II. Un discours d'homme d'esprit

- un discours abstrait, qui joue sur l'implicite : le discours est général, avec l'emploi du « on », et les tournures évoquant des habitudes « on se plait, on se prend ». On a même un vocabulaire de moraliste : « il a plu à la vanité des hommes d'en faire une vertu ». Clitandre montre qu'il manipule le vocabulaire des philosophes pour le détourner de manière parodique.

- le dialogue est d'ailleurs un genre philosophique : à l'origine, Socrate utilisait le dialogue pour faire accoucher les esprits. On est ici dans une sorte de parodie de dialogue philosophique, dans la mesure où le dialogue cherche à aboutir à une relation érotique.
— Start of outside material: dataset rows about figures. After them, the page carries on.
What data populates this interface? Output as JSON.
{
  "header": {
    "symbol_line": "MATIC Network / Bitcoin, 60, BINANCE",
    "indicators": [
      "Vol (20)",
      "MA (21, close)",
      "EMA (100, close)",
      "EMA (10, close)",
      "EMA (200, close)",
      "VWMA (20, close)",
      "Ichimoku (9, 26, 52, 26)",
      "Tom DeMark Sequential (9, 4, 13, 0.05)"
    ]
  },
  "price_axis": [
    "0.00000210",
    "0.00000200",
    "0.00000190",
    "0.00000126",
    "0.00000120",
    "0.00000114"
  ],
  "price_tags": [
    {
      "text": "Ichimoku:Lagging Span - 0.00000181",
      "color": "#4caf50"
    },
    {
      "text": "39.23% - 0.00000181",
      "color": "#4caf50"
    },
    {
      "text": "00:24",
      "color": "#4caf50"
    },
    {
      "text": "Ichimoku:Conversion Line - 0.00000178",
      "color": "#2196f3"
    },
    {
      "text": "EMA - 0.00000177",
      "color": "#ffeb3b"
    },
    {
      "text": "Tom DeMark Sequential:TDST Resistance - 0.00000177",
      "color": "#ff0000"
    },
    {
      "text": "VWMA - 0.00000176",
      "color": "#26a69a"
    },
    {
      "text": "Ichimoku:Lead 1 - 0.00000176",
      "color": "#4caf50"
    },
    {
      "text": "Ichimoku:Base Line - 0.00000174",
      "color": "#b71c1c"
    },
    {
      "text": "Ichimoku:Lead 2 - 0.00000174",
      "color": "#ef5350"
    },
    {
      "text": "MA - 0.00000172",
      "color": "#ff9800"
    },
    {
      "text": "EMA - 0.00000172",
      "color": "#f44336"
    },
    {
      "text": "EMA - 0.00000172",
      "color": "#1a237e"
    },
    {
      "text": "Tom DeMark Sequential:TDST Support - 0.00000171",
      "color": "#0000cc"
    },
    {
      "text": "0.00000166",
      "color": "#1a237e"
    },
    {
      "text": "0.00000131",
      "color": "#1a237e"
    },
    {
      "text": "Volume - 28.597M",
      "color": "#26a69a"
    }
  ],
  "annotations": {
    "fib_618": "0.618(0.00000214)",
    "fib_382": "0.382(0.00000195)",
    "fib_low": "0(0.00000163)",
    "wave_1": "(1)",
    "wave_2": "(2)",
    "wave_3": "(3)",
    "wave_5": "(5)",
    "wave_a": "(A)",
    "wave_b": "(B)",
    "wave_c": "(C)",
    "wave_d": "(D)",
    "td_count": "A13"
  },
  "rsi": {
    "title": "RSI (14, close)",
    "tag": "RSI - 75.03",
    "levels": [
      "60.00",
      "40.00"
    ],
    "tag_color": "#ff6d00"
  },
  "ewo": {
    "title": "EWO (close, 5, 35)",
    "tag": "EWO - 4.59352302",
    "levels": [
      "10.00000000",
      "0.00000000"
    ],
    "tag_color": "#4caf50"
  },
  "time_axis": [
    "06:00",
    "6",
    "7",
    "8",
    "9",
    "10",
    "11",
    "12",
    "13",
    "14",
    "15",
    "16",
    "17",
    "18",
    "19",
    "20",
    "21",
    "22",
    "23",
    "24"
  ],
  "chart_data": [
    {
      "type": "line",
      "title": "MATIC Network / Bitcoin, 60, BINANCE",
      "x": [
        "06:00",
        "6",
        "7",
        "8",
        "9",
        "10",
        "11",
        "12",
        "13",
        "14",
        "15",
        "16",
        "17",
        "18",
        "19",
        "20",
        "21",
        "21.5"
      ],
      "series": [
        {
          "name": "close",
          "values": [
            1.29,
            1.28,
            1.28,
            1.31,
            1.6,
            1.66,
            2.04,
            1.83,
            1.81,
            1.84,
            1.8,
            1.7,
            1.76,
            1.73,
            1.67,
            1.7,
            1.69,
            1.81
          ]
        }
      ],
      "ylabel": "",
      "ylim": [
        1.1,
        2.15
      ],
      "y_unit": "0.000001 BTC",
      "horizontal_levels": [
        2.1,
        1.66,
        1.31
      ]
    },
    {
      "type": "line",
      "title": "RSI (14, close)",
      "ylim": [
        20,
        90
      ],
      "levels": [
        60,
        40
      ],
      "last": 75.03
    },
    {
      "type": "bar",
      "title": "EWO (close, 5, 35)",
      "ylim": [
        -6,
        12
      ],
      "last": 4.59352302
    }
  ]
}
- le raisonnement de Clitandre vise à faire naitre le désir : la progression de son discours va de la critique de la sagesse morale vers l'éloge du plaisir sensuel. De même, on va d'un discours généralisant, donc moraliste, vers des exemples, plus immoraux à mesure qu'ils sont plus précis : « un Amant » devient « un Amant ennuyeux », puis « un caprice »...

 

III. Un discours érotique (un esprit séduisant)

- la verve de l'orateur vise à éblouir la belle Cidalise : le beau parleur construit des phrases complexes, qui nécessitent toute l'attention de l'interlocutrice.

- l'orateur vise l'effet de brio, à travers des nuances et des distinguos, ou encore des parallélismes qui mettent en avant son esprit d'analyse.

- Surtout, les effets de symétrie préfigurent le rapprochement des corps : on a une phrase qui développe une esthétique de la complémentarité, de la binarité… les mots font l'amour avant les corps.